Finnish monarchists considered Crown Prince Wolfgang to be their king until his death without children in 1989. Prince Philipp predeceased him, but monarchists regarded him as heir presumptive, and the monarchists consider the throne of Finland passed to Philipp’s son.

4) Prince Manvendra Gohil Singh (b.1965) – heir to the Maharajah of Rajpipla.

Prince Manvendra is the only living male lgbt heir to a sovereign throne (I’ll mention the only living female heir to another throne in the next Gay Thrones article next year). The prince made headline news in 2006 when he came out publicly as gay.

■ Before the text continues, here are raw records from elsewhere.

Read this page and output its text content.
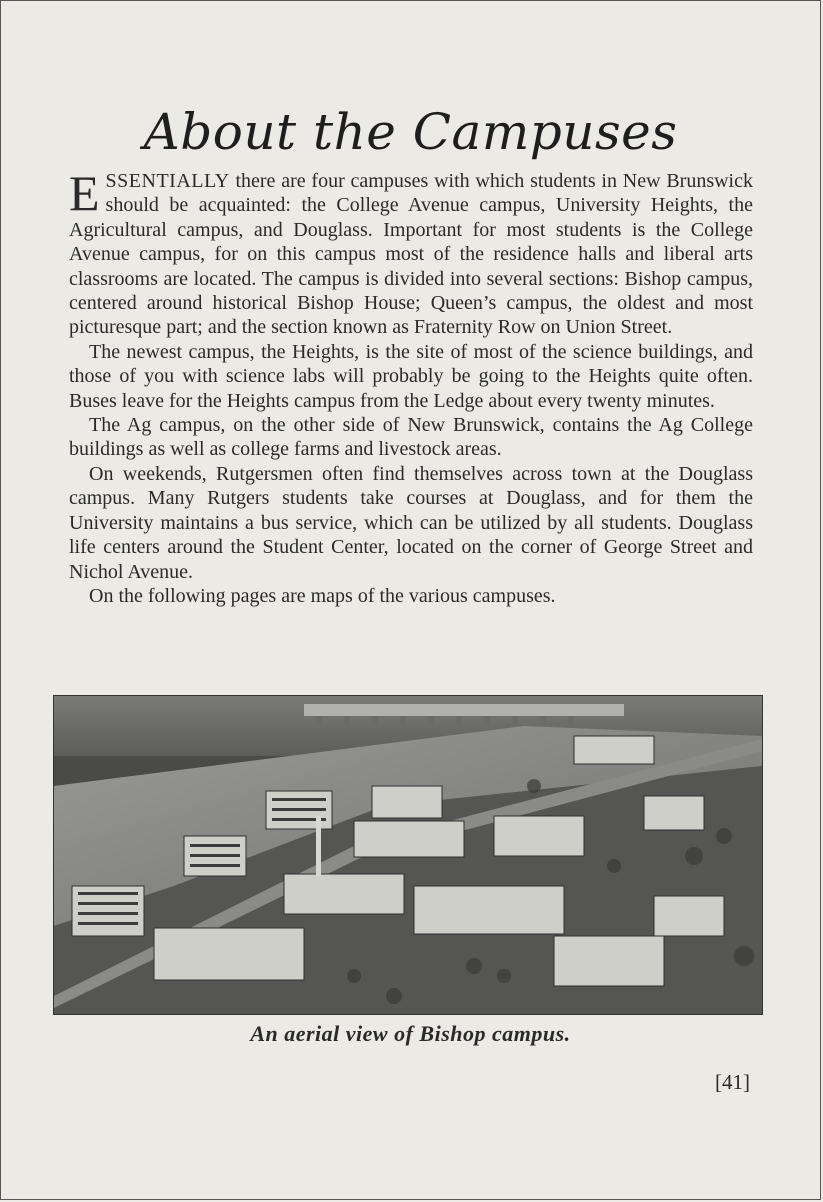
About the Campuses

ESSENTIALLY there are four campuses with which students in New Brunswick should be acquainted: the College Avenue campus, University Heights, the Agricultural campus, and Douglass. Important for most students is the College Avenue campus, for on this campus most of the residence halls and liberal arts classrooms are located. The campus is divided into several sections: Bishop campus, centered around historical Bishop House; Queen’s campus, the oldest and most picturesque part; and the section known as Fraternity Row on Union Street.

The newest campus, the Heights, is the site of most of the science buildings, and those of you with science labs will probably be going to the Heights quite often. Buses leave for the Heights campus from the Ledge about every twenty minutes.

The Ag campus, on the other side of New Brunswick, contains the Ag College buildings as well as college farms and livestock areas.

On weekends, Rutgersmen often find themselves across town at the Douglass campus. Many Rutgers students take courses at Douglass, and for them the University maintains a bus service, which can be utilized by all students. Douglass life centers around the Student Center, located on the corner of George Street and Nichol Avenue.

On the following pages are maps of the various campuses.

An aerial view of Bishop campus.
[41]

The throne of Rajpipla in western India dates back to 1200. Under British rule the Maharaja of Rajpipla was accorded the style of His Highness. After India became independent in 1947 Rajpipla was merged with the Bombay Presidency. Indian maharajas retained their titles until the Indian government withdrew recognition of them in 1971. Even though no longer officially royal the many princely families in India are often still referred to by their former titles as a courtesy, as is also the case with deposed European royal dynasties.

Prince Manvendra will, in all probability, adopt the unofficial style of Maharaja of Rajpipla after the death of his father, even if Indian law doesn’t recognise it. No doubt he will still be referred to as a “gay Maharaja” in the media.